DNA tests are used for a variety of purposes. By comparing their DNA, they can determine if someone was involved in a crime, and a paternity testing clinic can determine if a child is genuinely their son or daughter. Tracing back genetic lineage is a growing trend in DNA testing, or one man may have discovered he has the oldest DNA in America.
According to one genetic business, a new client has acquired the title of having the oldest traceable DNA in the Americas. According to a Great Falls Tribune article, Alvin ‘Willy’ Crawford’s DNA has been traced back 55 generations with startling 99 percent accuracy, making his lineage the longest ever tracked by ancestry testing business CRI Genetics.

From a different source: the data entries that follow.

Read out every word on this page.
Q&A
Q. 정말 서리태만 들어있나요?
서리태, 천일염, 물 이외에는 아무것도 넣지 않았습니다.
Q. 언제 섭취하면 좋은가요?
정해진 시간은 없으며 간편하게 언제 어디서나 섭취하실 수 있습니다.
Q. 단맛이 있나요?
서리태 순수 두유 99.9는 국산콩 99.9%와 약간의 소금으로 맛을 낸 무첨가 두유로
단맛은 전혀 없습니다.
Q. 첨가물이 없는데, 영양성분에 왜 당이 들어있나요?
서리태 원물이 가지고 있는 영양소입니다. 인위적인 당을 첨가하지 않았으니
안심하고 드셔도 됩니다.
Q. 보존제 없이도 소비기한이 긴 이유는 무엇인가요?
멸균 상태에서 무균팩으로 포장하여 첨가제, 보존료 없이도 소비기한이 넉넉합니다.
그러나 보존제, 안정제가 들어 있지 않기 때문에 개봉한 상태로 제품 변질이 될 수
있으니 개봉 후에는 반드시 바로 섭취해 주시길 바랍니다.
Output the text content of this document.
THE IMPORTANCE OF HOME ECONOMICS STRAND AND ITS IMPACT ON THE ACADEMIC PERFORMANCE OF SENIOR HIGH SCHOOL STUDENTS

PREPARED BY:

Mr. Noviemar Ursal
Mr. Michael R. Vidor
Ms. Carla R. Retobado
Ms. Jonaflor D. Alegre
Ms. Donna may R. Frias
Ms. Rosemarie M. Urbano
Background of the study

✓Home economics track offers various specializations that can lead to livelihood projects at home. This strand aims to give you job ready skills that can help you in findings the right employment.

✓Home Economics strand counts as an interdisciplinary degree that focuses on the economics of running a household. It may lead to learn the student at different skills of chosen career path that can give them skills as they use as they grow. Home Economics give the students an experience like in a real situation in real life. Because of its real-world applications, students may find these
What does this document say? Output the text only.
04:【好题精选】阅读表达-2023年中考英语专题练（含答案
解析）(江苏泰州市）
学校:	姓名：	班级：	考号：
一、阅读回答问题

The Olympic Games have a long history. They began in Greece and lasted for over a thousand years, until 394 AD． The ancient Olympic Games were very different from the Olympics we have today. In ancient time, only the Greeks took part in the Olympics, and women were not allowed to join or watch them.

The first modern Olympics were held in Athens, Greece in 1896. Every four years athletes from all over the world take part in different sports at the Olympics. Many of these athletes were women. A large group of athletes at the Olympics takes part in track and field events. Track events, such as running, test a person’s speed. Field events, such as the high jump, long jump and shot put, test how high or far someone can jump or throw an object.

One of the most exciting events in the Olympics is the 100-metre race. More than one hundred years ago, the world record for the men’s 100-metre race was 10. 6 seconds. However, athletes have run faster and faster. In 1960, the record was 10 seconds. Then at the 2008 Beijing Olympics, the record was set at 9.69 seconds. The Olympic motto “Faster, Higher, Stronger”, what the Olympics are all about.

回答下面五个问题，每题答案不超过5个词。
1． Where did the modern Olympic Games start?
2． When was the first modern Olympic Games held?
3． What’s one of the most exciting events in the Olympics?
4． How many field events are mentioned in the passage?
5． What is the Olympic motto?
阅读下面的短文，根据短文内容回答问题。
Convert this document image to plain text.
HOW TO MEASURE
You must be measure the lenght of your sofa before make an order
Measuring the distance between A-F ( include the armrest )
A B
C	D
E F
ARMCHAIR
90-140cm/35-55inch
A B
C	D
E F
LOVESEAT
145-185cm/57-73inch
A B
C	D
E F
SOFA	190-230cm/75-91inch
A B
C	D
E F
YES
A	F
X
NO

According to the report, Crawford’s DNA has been traced back 17,000 years thanks to the genetic tests.
Crawford’s lineage is so long and accurate that the business told Crawford’s family it was “like finding Big Foot.”
According to the story, Crawford died of a heart attack just before CRI’s genetic testing was completed, although he was told that his ancestors had moved across the Bering Land Bridge during an Ice Age.
On the other hand, Crawford belonged to the mtDNA Haplogroup B2 — a genetic subgroup — which is highly frequent in southern America, according to his DNA.
Crawford’s ancestors most likely journeyed from Asia to South America before heading north, according to CRI.
According to the report, Crawford’s DNA was 83 percent native American, with 73 percent coming from only one tribe, the Blackfeet Nation.
As the technology to sequence and interpret genomes has progressively increased, our understanding of how species, including humans, have evolved.
The first fully sequenced genome of early humans was discovered by chance in 2010.
After studying a 4,000-year-old hairball found frozen in Greenland soil, scientists were able to map the entire genome of an early ancient human – the piece of genetic history pales compared to other ancient human DNA that has been dated as far back as 430,000 years.
Similarly, researchers found last year that people likely migrated across the Bering Strait land bridge into Alaska in one swoop rather than in waves, as previously assumed, after analyzing the DNA of a six-week-old Native American newborn who died 11,500 years ago.
The implications of DNA testing have had more personal rippling effects for individuals in Native American groups such as the one to which Crawford and his family belong.
People’s participation in tribes is now being tested via genetic testing, which has sparked controversy. If tests show that they have less than a particular percentage of a tribe’s DNA, they may not be let in.
Native American ancestry debates have even reached the national stage, evidenced by a public disagreement between presidential candidate Elizabeth Warren and President Donald Trump over Warren’s supposed Native American lineage.
She used DNA testing to back up her allegation.
Before publication, a representative from CRI Genetics had not responded to a request for comment.